Потом два раза заходил на комбинат за квитанцией на лес. Кассирша одно говорила: «К самому заходи». А у Потешкина тоже свое: «Подожди немножко, вот перетряхнем план, что-нибудь придумаем». Об этом пришлось сказать лесорубам. Как не скажешь — бревна не иголки, мужики заметили пропажу, но смолчали. Когда Фёдор Иванович им сказал об этом, те на дыбы встали. Кому нравится бесплатно гнуть спину?

Потешкин, считай, половину дневного заработка увез. И, видать, после этого жалобы пошли наверх.

… Выходит, деньги — Потешкину, а ему трястись. Как не будешь бояться — делянка под его рукой, на каждом дереве своя отметина. Приедет такой ревизор, который у них спит, украденное сразу заметит. Много ума не надо — все перед глазами, только умей считать.

Утром, когда Виктор с гостем сели за стол, Федор Иванович спросил:

— Как думаешь, сынок, пешком доберусь до Кочелая?

— Зачем отправляться по грязной дороге? Отдохни-подлечись, а тетю Лену сам навещу, — Виктор догадался, о ком думал отец.

— В Кочелай вызывают? — из-за печки высунула голову хозяйка.

— Посмотришь, как и что, сразу сообщишь мне, — только им знакомым языком сказал старший Пичинкин.

У Виктора есть мотоцикл, до больницы недолго ехать. Заодно и сестру Наталью навестит, та давно домой не приезжала. Некогда, видимо.

Когда парни уехали, Федор Иванович надел валенки и спустился с печки чаевничать. Сегодня он не пойдет на делянку — прекратили рубку леса: дороги испортились. И самому незачем сбивать старые ноги. Всему свое время…

* * *

Потешкин все же успел внести деньги в кассу. Да и, по правде сказать, за три дня (на столько Николая посылали из Саранска) хорошую ревизию не проведешь, здесь полмесяца провозишься. И в лес не зайдешь — грязи по шею. Придется приехать, когда все подсохнет.

В пути Виктор Пичинкин спрашивал ревизора о их министерстве. Николай рассказывал с неохотой, каждое слово еле выцеживал. Да из услышанного вполне понятно: там работников — хоть пруд пруди! Виктор сам однажды видел, что в каждом кабинете сидят по два-три мужика с большими животами — «работают». Вот кого пригнать в их цех, пять срубов срубили бы за день!

— Платят вам как, по-нашему — по капельке? — после долгого молчания вновь бросил Пичинкин.

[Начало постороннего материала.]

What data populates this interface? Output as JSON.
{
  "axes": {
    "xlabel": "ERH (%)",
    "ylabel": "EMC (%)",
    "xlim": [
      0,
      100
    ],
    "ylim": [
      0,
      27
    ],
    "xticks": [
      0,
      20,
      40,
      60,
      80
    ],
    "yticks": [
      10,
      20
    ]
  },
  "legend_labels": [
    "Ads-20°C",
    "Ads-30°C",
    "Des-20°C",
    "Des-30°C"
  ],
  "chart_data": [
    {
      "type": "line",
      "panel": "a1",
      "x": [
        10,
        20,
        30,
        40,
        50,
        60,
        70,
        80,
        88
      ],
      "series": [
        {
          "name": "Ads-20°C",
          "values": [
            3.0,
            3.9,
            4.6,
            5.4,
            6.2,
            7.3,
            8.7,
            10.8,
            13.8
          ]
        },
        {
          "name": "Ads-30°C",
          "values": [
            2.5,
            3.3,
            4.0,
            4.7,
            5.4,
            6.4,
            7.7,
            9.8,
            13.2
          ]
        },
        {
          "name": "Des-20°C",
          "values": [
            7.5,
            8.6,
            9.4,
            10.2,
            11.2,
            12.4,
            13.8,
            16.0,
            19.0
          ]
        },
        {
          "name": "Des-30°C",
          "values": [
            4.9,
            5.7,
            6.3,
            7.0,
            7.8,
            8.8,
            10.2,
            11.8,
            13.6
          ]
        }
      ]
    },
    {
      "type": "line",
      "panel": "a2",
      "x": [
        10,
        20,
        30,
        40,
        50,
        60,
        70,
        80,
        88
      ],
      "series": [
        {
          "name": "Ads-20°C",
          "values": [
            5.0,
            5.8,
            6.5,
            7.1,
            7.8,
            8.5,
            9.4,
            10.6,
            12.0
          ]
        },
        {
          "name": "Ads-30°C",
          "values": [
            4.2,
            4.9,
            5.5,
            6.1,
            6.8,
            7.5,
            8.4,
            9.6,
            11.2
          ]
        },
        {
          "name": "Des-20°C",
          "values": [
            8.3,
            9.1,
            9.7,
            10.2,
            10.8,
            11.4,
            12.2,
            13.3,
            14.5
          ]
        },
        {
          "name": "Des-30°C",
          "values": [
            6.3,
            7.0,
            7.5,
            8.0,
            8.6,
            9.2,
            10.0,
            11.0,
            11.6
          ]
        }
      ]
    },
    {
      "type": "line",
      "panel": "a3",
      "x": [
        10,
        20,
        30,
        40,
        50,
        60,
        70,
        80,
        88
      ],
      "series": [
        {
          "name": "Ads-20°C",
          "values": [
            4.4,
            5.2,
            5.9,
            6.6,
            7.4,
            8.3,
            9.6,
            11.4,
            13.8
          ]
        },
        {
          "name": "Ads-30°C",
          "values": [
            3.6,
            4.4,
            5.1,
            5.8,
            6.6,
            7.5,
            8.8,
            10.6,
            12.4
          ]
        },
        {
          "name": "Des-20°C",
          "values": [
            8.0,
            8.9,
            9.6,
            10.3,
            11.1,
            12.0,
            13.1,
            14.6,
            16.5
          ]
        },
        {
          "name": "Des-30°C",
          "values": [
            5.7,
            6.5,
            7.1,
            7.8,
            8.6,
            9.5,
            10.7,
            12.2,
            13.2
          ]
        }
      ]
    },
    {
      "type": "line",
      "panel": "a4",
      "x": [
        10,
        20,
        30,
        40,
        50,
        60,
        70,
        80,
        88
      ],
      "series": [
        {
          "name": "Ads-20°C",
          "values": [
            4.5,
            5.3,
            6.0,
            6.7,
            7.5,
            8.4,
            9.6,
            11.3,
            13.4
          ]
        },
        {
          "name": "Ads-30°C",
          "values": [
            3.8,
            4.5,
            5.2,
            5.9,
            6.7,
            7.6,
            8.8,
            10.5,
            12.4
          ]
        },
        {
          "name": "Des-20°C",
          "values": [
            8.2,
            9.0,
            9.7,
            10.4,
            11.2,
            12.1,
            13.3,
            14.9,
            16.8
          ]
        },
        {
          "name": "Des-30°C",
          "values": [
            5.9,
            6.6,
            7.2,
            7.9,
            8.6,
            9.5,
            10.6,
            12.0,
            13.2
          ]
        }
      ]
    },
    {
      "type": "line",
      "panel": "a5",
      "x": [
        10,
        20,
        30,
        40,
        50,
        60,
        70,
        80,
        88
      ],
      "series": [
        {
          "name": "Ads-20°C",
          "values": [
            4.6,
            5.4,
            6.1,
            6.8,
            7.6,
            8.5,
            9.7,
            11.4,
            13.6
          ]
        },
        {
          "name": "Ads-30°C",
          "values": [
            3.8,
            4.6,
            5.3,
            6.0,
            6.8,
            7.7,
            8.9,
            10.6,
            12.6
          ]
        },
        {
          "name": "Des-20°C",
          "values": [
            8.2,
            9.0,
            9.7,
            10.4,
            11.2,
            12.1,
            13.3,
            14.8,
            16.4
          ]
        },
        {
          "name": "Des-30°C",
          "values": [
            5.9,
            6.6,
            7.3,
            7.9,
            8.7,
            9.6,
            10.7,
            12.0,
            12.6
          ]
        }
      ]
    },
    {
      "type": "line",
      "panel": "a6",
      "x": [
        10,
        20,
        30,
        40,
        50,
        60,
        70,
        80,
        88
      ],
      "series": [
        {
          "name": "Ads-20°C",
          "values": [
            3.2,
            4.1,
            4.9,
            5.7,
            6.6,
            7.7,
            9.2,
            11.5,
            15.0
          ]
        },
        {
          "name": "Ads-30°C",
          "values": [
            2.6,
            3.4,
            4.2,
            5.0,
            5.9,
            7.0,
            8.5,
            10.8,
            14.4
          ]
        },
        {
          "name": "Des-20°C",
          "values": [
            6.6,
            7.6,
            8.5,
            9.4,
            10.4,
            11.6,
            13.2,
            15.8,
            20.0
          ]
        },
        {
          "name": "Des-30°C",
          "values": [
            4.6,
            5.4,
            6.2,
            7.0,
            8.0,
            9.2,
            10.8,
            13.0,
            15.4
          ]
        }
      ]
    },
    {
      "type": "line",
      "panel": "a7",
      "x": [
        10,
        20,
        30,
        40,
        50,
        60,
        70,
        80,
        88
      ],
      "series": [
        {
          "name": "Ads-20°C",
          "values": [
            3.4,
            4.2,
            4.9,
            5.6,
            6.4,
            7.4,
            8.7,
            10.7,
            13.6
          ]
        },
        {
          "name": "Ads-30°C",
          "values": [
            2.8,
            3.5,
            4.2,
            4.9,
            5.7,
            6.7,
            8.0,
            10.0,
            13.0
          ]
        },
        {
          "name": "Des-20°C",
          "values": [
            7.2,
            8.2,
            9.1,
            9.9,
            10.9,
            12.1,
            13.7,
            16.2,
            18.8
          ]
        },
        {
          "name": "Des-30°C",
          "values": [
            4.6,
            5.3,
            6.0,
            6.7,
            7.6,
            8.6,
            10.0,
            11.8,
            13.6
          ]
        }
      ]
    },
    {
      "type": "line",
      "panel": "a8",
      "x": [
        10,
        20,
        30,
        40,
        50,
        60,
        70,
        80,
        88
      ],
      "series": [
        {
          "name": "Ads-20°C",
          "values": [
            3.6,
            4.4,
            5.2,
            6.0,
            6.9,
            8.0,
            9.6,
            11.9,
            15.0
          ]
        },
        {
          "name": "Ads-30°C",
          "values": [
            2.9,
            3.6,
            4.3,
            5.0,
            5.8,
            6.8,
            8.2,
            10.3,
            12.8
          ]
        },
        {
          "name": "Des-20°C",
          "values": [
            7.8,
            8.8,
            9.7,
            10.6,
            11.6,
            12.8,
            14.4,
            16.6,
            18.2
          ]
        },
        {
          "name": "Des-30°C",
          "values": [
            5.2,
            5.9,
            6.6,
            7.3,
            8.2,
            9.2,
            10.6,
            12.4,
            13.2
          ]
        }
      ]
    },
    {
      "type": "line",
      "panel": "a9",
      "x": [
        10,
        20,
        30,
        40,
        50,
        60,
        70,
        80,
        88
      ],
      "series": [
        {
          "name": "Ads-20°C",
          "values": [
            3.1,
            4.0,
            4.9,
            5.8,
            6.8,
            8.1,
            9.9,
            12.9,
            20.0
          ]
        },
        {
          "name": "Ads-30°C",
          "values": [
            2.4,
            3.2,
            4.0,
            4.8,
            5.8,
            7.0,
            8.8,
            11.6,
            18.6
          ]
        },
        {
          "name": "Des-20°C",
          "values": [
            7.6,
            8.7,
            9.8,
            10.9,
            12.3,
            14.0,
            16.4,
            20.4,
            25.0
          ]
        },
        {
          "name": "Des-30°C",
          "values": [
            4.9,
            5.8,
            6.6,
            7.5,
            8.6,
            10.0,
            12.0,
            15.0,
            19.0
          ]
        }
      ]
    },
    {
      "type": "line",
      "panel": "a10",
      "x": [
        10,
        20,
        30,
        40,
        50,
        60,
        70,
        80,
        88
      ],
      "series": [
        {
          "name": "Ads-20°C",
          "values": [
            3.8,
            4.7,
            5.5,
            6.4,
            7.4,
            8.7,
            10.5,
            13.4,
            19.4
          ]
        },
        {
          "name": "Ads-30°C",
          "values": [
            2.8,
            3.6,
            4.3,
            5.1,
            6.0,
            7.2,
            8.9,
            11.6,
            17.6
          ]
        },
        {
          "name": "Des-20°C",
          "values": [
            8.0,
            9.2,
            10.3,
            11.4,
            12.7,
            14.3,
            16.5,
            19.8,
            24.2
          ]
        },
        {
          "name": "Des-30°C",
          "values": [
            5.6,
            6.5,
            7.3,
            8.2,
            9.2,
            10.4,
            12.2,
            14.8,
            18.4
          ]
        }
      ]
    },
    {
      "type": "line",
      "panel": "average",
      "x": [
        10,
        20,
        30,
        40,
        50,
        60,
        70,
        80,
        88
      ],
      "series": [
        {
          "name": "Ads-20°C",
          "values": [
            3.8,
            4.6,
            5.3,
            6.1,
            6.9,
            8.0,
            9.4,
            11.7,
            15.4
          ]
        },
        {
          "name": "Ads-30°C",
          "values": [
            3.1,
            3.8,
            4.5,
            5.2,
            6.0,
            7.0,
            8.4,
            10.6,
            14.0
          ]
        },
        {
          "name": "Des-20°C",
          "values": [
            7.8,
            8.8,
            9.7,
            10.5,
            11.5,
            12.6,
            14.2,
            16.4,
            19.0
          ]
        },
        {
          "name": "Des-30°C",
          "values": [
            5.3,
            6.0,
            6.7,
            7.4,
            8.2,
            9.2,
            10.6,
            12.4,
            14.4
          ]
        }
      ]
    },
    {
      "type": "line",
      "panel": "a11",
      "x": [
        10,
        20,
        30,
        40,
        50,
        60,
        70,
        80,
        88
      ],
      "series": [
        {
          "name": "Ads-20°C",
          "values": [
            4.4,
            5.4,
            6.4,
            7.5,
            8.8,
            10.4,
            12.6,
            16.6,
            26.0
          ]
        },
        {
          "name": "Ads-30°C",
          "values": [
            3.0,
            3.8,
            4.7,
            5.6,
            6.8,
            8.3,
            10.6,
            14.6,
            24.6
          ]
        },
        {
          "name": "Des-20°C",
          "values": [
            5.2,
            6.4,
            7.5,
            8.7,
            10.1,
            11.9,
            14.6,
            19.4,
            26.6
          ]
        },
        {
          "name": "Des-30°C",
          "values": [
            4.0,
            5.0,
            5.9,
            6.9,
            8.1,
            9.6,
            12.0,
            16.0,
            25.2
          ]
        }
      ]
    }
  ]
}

Ревизор пристально смотрел на льдинистую дорогу, вцепившись за спину Виктора. Наконец буркнул:

— Платят, как всем, не больше. Правда, сейчас оклады повысились, да только что купишь на эти деревянные? Мясо с базара, молоко тоже, овощи, сам знаешь, в городе не растут. Всё покупное!

— По-твоему, наше лесничество быков откармливает? — недовольно спросил Пичинкин.

— Понимаю, и вам нелегко… На песчаных землях абрикосы не цветут. Но все равно о мясе, думаю, забот не знаете — лосей вон сколько шатается!

Ревизор, видимо, вспомнил о сегодняшней поездке в лесничество, когда на их дорогу выходили два лося. Тогда он хотел остановиться, но Виктор не разрешил: самца дразнить опасно. Одним копытом может убить.